Venier, Scamarcio e Vento sono stati di fatto i tre volti della leggerezza. Zia Mara ne incarnava la genuinità: quella contagiosa, verace, che ti fa sorridere mentre dice cose scomode. Alcuni esempi: “Una volta che ha avuto successo, si è tolta qualche sassolino?”, chiede Fagnani; “Ma secondo te, co’ il mio carattere, me so’ tenuta qualcosa? Me li sono tolti tutti!”. Parlando dei suoi ex: “So’ piaciuta… e meno male! Ve lo dico: non fate le schizzinose, perché poi alla mia età i giochi sono fatti”. Fino ovviamente alla mitica maglietta – “Se vuoi perdere peso, caga” – regalatale da Flavio Briatore e ora prossima a diventare il nuovo “Pensati libera”. Scamarcio incarnava invece la simpatia del mascalzone latino: occhi “colore palude depurata”, è il bello e dannato che osa prendersi in giro. Aveva esordito dicendo che “posso anche risultare molto polemico e pesante”, ma, al netto di un paio di castronerie (una su tutte: “La femmina si occupa della casa, il padre è capobranco: mica devo mettermi a lavare il pavimento!”), a fine intervista ti rimane addosso la sua risata malandrina.

E poi c’è ovviamente lei: Flavia Vento, che oltre ad essere stata nelle sue vite precedenti una “dea, mezza donna e mezza falco” e una “sirena collegata alla maga Circe”, è anche l’incarnazione del paradosso umoristico. Ingenua quanto basta per farti tenerezza, inanella una serie di risposte involontariamente comiche. Parla di fede (“Ho avuto un’apparizione mariana in un campo da golf, perché lì c’era una sorgente d’acqua”), stende l’elogio della castità (“Se tornassi indietro vorrei restare vergine, come Maria”) e pure di Scientology (“Solo chi ha una grande mente può seguirla, non è per tutti”), assicura che gli Ufo esistono, e pure la sua storia d’amore con Tom Cruise (“Il nostro è un amore telepatico”), mentre svicola sul tradimento di Francesco Totti (“Ma come, è l’unica cosa che esiste davvero e non me ne parla?”, si lamenta Fagnani).

In questo godibilissimo mix di due ore abbondanti di goliardia, c’è anche spazio per qualche riflessione seria.

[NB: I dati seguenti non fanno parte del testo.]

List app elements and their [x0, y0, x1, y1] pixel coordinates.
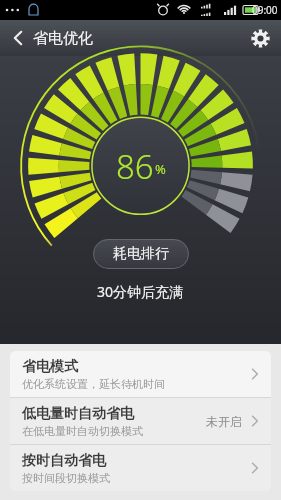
- staticText: 优化系统设置，延长待机时间: [22, 377, 165, 391]
- button[interactable]: 低电量时自动省电: [10, 398, 271, 444]
- staticText: 按时间段切换模式: [22, 471, 110, 485]
- staticText: 低电量时自动省电: [22, 405, 134, 423]
- staticText: 省电优化: [33, 29, 93, 48]
- staticText: 按时自动省电: [22, 452, 106, 470]
- staticText: 86: [116, 144, 154, 189]
- staticText: 耗电排行: [113, 245, 169, 263]
- staticText: 30分钟后充满: [97, 282, 184, 301]
- button[interactable]: 按时自动省电: [10, 445, 271, 491]
- staticText: 在低电量时自动切换模式: [22, 424, 143, 438]
- button[interactable]: Settings: [239, 20, 281, 56]
- staticText: 省电模式: [22, 358, 78, 376]
- button[interactable]: 耗电排行: [93, 239, 189, 269]
- button[interactable]: 省电模式: [10, 351, 271, 397]
- staticText: %: [155, 160, 166, 178]
- staticText: 09:00: [252, 3, 278, 17]
- staticText: 未开启: [206, 414, 242, 429]
- button[interactable]: Back: [0, 20, 36, 56]
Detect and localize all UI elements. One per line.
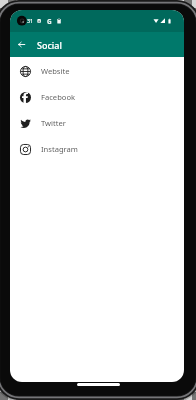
button[interactable]: Back	[13, 36, 30, 53]
staticText: G	[47, 17, 52, 26]
button[interactable]: Facebook	[10, 84, 184, 110]
button[interactable]: Twitter	[10, 110, 184, 136]
staticText: Website	[41, 66, 70, 76]
staticText: 31	[27, 17, 34, 24]
staticText: Instagram	[41, 144, 78, 154]
button[interactable]: Instagram	[10, 136, 184, 162]
staticText: Social	[37, 39, 62, 51]
staticText: Twitter	[41, 118, 66, 128]
staticText: Facebook	[41, 92, 76, 102]
button[interactable]: Website	[10, 58, 184, 84]
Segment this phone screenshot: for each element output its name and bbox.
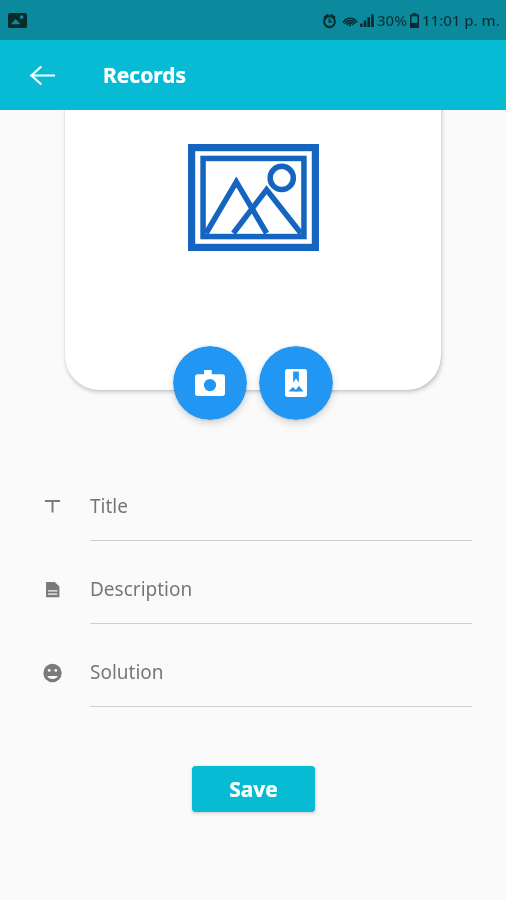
staticText: Solution [90,659,164,685]
button[interactable]: Back [18,51,66,99]
staticText: Description [90,576,193,602]
button[interactable]: Take photo with camera [173,346,247,420]
button[interactable]: Save [192,766,315,812]
staticText: Title [90,493,128,519]
staticText: 11:01 p. m. [422,10,500,30]
staticText: Save [229,775,278,804]
button[interactable]: Description [0,561,506,644]
staticText: Records [103,61,187,90]
staticText: 30% [377,10,407,30]
button[interactable]: Title [0,478,506,561]
button[interactable]: Solution [0,644,506,727]
button[interactable]: Choose photo from gallery [259,346,333,420]
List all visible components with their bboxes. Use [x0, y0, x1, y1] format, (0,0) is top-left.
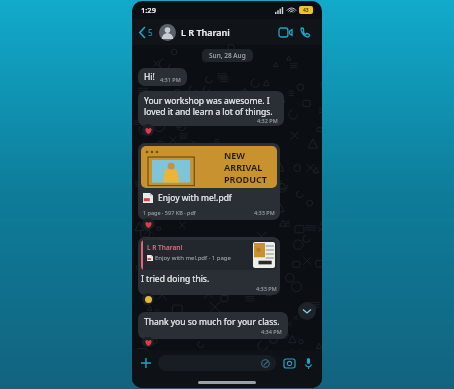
button[interactable]: Reaction — [142, 293, 154, 305]
staticText: NEW — [224, 149, 246, 161]
button[interactable] — [158, 355, 276, 371]
button[interactable]: Reaction — [142, 218, 154, 230]
button[interactable]: Scroll to bottom — [298, 302, 316, 320]
button[interactable]: Reaction — [142, 337, 154, 347]
staticText: ARRIVAL — [224, 161, 263, 173]
button[interactable]: Camera — [281, 355, 297, 371]
button[interactable]: Video call — [275, 22, 295, 42]
button[interactable]: Thank you so much for your class. — [138, 312, 288, 339]
button[interactable]: L R Tharani — [138, 237, 280, 295]
button[interactable]: 5 — [139, 27, 155, 38]
button[interactable]: Your workshop was awesome. I loved it an… — [138, 91, 284, 126]
staticText: Sun, 28 Aug — [209, 51, 246, 60]
staticText: 43 — [303, 7, 309, 14]
button[interactable]: NEW — [138, 143, 280, 220]
button[interactable]: Reaction — [142, 124, 154, 136]
staticText: Enjoy with me!.pdf · 1 page — [155, 254, 231, 262]
button[interactable]: Voice call — [295, 22, 315, 42]
staticText: 5 — [148, 27, 153, 38]
staticText: Hi! — [144, 71, 155, 83]
staticText: 1:29 — [141, 5, 156, 15]
staticText: 1 page · 597 KB · pdf — [143, 209, 196, 216]
staticText: 4:33 PM — [256, 285, 277, 292]
staticText: 4:33 PM — [254, 209, 275, 216]
staticText: Your workshop was awesome. I loved it an… — [144, 95, 278, 117]
staticText: L R Tharani — [147, 243, 183, 252]
staticText: 4:34 PM — [261, 328, 282, 335]
staticText: Thank you so much for your class. — [144, 316, 280, 328]
staticText: Enjoy with me!.pdf — [158, 192, 232, 204]
staticText: I tried doing this. — [141, 273, 210, 285]
button[interactable]: Hi! — [138, 68, 187, 86]
staticText: 4:32 PM — [257, 117, 278, 124]
staticText: 4:31 PM — [160, 76, 181, 83]
staticText: L R Tharani — [181, 26, 230, 38]
staticText: PRODUCT — [224, 173, 267, 185]
button[interactable]: Voice message — [300, 355, 316, 371]
button[interactable]: Attach — [138, 355, 154, 371]
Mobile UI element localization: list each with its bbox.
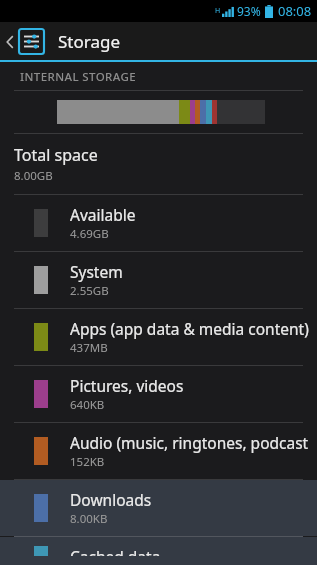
button[interactable]: System bbox=[0, 252, 317, 308]
staticText: 08:08 bbox=[278, 2, 312, 20]
button[interactable]: Cached data bbox=[0, 537, 317, 565]
staticText: System bbox=[70, 261, 123, 282]
staticText: Pictures, videos bbox=[70, 375, 184, 396]
staticText: 152KB bbox=[70, 454, 105, 470]
staticText: 4.69GB bbox=[70, 226, 109, 242]
staticText: 8.00KB bbox=[70, 511, 108, 527]
button[interactable]: Audio (music, ringtones, podcasts...) bbox=[0, 423, 317, 479]
button[interactable]: Total space bbox=[0, 134, 317, 194]
staticText: 2.55GB bbox=[70, 283, 109, 299]
staticText: Cached data bbox=[70, 546, 161, 556]
staticText: 8.00GB bbox=[14, 168, 53, 184]
staticText: Downloads bbox=[70, 489, 152, 510]
staticText: H bbox=[215, 6, 221, 16]
staticText: Storage bbox=[58, 30, 121, 53]
staticText: 437MB bbox=[70, 340, 108, 356]
button[interactable]: Apps (app data & media content) bbox=[0, 309, 317, 365]
staticText: Audio (music, ringtones, podcasts...) bbox=[70, 432, 309, 453]
staticText: Total space bbox=[14, 144, 98, 166]
button[interactable]: Pictures, videos bbox=[0, 366, 317, 422]
staticText: Available bbox=[70, 204, 136, 225]
staticText: Apps (app data & media content) bbox=[70, 318, 309, 339]
button[interactable]: Navigate up, Storage bbox=[0, 29, 52, 54]
button[interactable]: Downloads bbox=[0, 480, 317, 536]
staticText: INTERNAL STORAGE bbox=[20, 69, 137, 85]
staticText: 640KB bbox=[70, 397, 105, 413]
staticText: 93% bbox=[237, 3, 261, 19]
button[interactable]: Available bbox=[0, 195, 317, 251]
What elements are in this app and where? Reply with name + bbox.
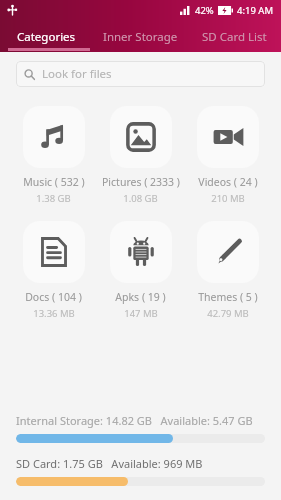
button[interactable]: Themes: [184, 217, 271, 324]
staticText: 1.08 GB: [123, 192, 158, 205]
staticText: Internal Storage: 14.82 GB Available: 5.…: [16, 413, 253, 428]
staticText: SD Card: 1.75 GB Available: 969 MB: [16, 456, 203, 471]
button[interactable]: Look for files: [16, 61, 265, 87]
button[interactable]: Apks: [97, 217, 184, 324]
staticText: Videos ( 24 ): [198, 175, 258, 189]
button[interactable]: SD Card List: [187, 29, 281, 45]
staticText: 42.79 MB: [207, 307, 249, 320]
button[interactable]: Categories: [0, 29, 93, 45]
staticText: Apks ( 19 ): [115, 290, 166, 304]
staticText: Pictures ( 2333 ): [102, 175, 180, 189]
staticText: 147 MB: [124, 307, 158, 320]
staticText: Themes ( 5 ): [198, 290, 258, 304]
staticText: 1.38 GB: [36, 192, 71, 205]
button[interactable]: Docs: [10, 217, 97, 324]
staticText: SD Card List: [202, 29, 267, 45]
staticText: 210 MB: [211, 192, 245, 205]
staticText: Categories: [17, 29, 76, 45]
button[interactable]: Music: [10, 102, 97, 209]
button[interactable]: Inner Storage: [93, 29, 187, 45]
staticText: 13.36 MB: [33, 307, 75, 320]
staticText: Docs ( 104 ): [25, 290, 82, 304]
button[interactable]: Pictures: [97, 102, 184, 209]
staticText: Look for files: [42, 66, 112, 82]
staticText: 42%: [195, 4, 214, 17]
staticText: Music ( 532 ): [23, 175, 85, 189]
staticText: Inner Storage: [103, 29, 178, 45]
staticText: 4:19 AM: [237, 4, 274, 17]
button[interactable]: Videos: [184, 102, 271, 209]
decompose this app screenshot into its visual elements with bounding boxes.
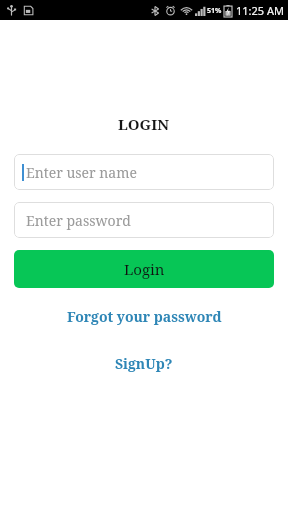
button[interactable]: SignUp? [0, 350, 288, 377]
other: Battery charging 51 percent [224, 5, 232, 17]
button[interactable]: Enter password [14, 202, 274, 238]
button[interactable]: Login [14, 250, 274, 288]
staticText: Enter password [26, 211, 131, 230]
staticText: Forgot your password [67, 307, 222, 326]
other: Wi-Fi [181, 5, 192, 16]
button[interactable]: Forgot your password [0, 303, 288, 330]
staticText: Enter user name [26, 163, 137, 182]
other: USB connected [6, 5, 17, 16]
other: SD card [23, 5, 34, 16]
staticText: 11:25 AM [236, 3, 284, 18]
staticText: Login [124, 259, 165, 279]
button[interactable]: Enter user name [14, 154, 274, 190]
staticText: 51% [207, 6, 222, 16]
other: Cellular signal [195, 5, 206, 16]
other: Bluetooth [150, 6, 160, 16]
staticText: SignUp? [115, 354, 173, 373]
other: Alarm set [165, 5, 176, 16]
staticText: LOGIN [118, 114, 170, 134]
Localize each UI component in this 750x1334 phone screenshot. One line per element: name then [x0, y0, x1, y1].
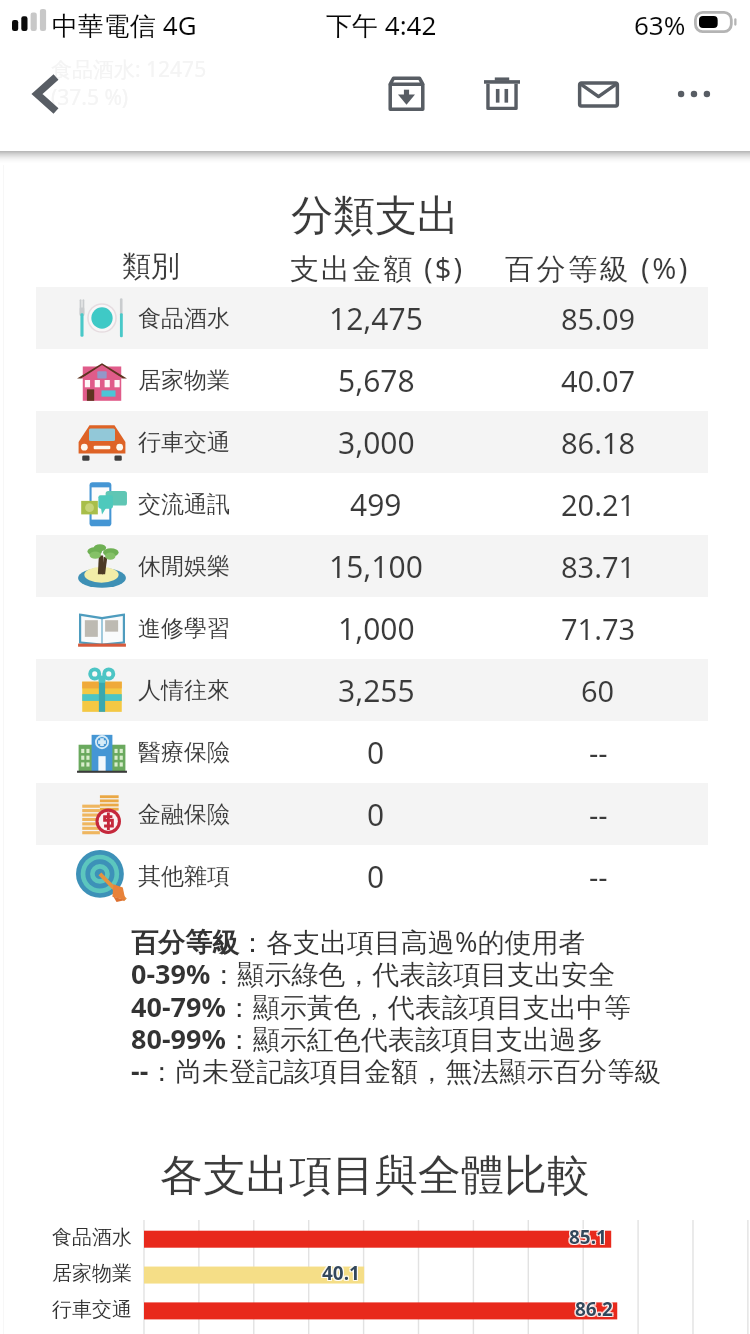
staticText: 食品酒水	[52, 1225, 132, 1250]
staticText: 3,255	[338, 670, 415, 711]
staticText: 15,100	[329, 546, 423, 587]
staticText: 85.1	[568, 1223, 606, 1249]
staticText: 40.1	[322, 1260, 360, 1286]
staticText: 各支出項目與全體比較	[0, 1149, 750, 1203]
staticText: 人情往來	[138, 676, 230, 705]
staticText: 食品酒水	[138, 304, 230, 333]
button[interactable]: Back	[13, 50, 79, 138]
staticText: 0	[367, 794, 385, 835]
button[interactable]: 行車交通	[36, 411, 708, 473]
staticText: 中華電信 4G	[52, 7, 197, 43]
staticText: 83.71	[561, 547, 636, 586]
staticText: 其他雜項	[138, 862, 230, 891]
staticText: 40.07	[561, 361, 636, 400]
staticText: 下午 4:42	[326, 7, 437, 43]
staticText: 12,475	[329, 298, 423, 339]
staticText: 85.1	[569, 1224, 607, 1250]
staticText: 百分等級 (%)	[505, 248, 691, 288]
button[interactable]: Mail	[558, 48, 638, 140]
staticText: 5,678	[338, 360, 415, 401]
staticText: 499	[350, 484, 402, 525]
staticText: 63%	[634, 7, 686, 42]
staticText: 86.18	[561, 423, 636, 462]
staticText: 71.73	[561, 609, 636, 648]
staticText: 居家物業	[52, 1261, 132, 1286]
staticText: 86.2	[576, 1295, 614, 1321]
staticText: --	[589, 733, 608, 772]
staticText: 86.2	[576, 1297, 614, 1323]
staticText: 醫療保險	[138, 738, 230, 767]
staticText: 80-99%：顯示紅色代表該項目支出過多	[131, 1020, 604, 1057]
staticText: --	[589, 857, 608, 896]
staticText: 86.2	[574, 1297, 612, 1323]
staticText: 86.2	[575, 1296, 613, 1322]
button[interactable]: 金融保險	[36, 783, 708, 845]
staticText: 食品酒水: 12475	[51, 55, 207, 84]
staticText: --	[589, 795, 608, 834]
staticText: 交流通訊	[138, 490, 230, 519]
staticText: 支出金額 ($)	[290, 248, 465, 288]
staticText: 40.1	[321, 1259, 359, 1285]
staticText: 40-79%：顯示黃色，代表該項目支出中等	[131, 988, 631, 1025]
button[interactable]: 交流通訊	[36, 473, 708, 535]
staticText: 類別	[122, 248, 180, 285]
staticText: 85.1	[570, 1225, 608, 1251]
button[interactable]: 其他雜項	[36, 845, 708, 907]
button[interactable]: 人情往來	[36, 659, 708, 721]
staticText: 85.09	[561, 299, 636, 338]
staticText: 86.2	[574, 1295, 612, 1321]
button[interactable]: 進修學習	[36, 597, 708, 659]
staticText: 1,000	[338, 608, 415, 649]
staticText: 20.21	[561, 485, 636, 524]
staticText: 85.1	[570, 1223, 608, 1249]
button[interactable]: Archive	[366, 48, 446, 140]
staticText: 40.1	[321, 1261, 359, 1287]
button[interactable]: 食品酒水	[36, 287, 708, 349]
staticText: 百分等級：各支出項目高過%的使用者	[131, 923, 586, 960]
staticText: 60	[581, 671, 615, 710]
staticText: 休閒娛樂	[138, 552, 230, 581]
staticText: 0	[367, 856, 385, 897]
staticText: 金融保險	[138, 800, 230, 829]
staticText: 分類支出	[0, 190, 750, 243]
button[interactable]: More options	[654, 48, 734, 140]
staticText: 行車交通	[138, 428, 230, 457]
staticText: 進修學習	[138, 614, 230, 643]
staticText: 0-39%：顯示綠色，代表該項目支出安全	[131, 955, 616, 992]
staticText: 85.1	[568, 1225, 606, 1251]
staticText: 行車交通	[52, 1297, 132, 1322]
staticText: (37.5 %)	[51, 83, 129, 112]
staticText: --：尚未登記該項目金額，無法顯示百分等級	[131, 1052, 662, 1089]
staticText: 居家物業	[138, 366, 230, 395]
staticText: 0	[367, 732, 385, 773]
staticText: 3,000	[338, 422, 415, 463]
button[interactable]: Delete	[462, 48, 542, 140]
staticText: 40.1	[323, 1261, 361, 1287]
button[interactable]: 休閒娛樂	[36, 535, 708, 597]
button[interactable]: 居家物業	[36, 349, 708, 411]
staticText: 40.1	[323, 1259, 361, 1285]
button[interactable]: 醫療保險	[36, 721, 708, 783]
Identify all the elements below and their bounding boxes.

Mara Venier rivela di aver subìto, da giovane, abusi psicologici e fisici da parte di un uomo. Non fa nomi, ma il suo sguardo basta per raccontare la sofferenza di quegli anni. “Questa mia tendenza a difendermi, anche in maniera irruente, è nata proprio per tutto quello che ho passato”, spiega. Ammette di essere fragile (“A 74 anni non nascondo più nulla”) e di aver sofferto di depressione. Tra il serio e il faceto, Scamarcio critica invece il sistema cinema: “Se non ho mai vinto un premio è perché ho pestato i piedi a persone importanti, tra registi e produttori”. Conferma di avere un “complesso di superiorità”, gioca con il suo super ego, ma mostra anche le proprie fragilità: “Ho avuto una giovinezza dissipata, ho provato tutte le droghe tranne l’eroina, ma non sono mai stato dipendente”. Così alla fine hai l’impressione di conoscere un po’ di più quei volti che, fino a due ore fa, davi per scontati. E gli vuoi persino più bene.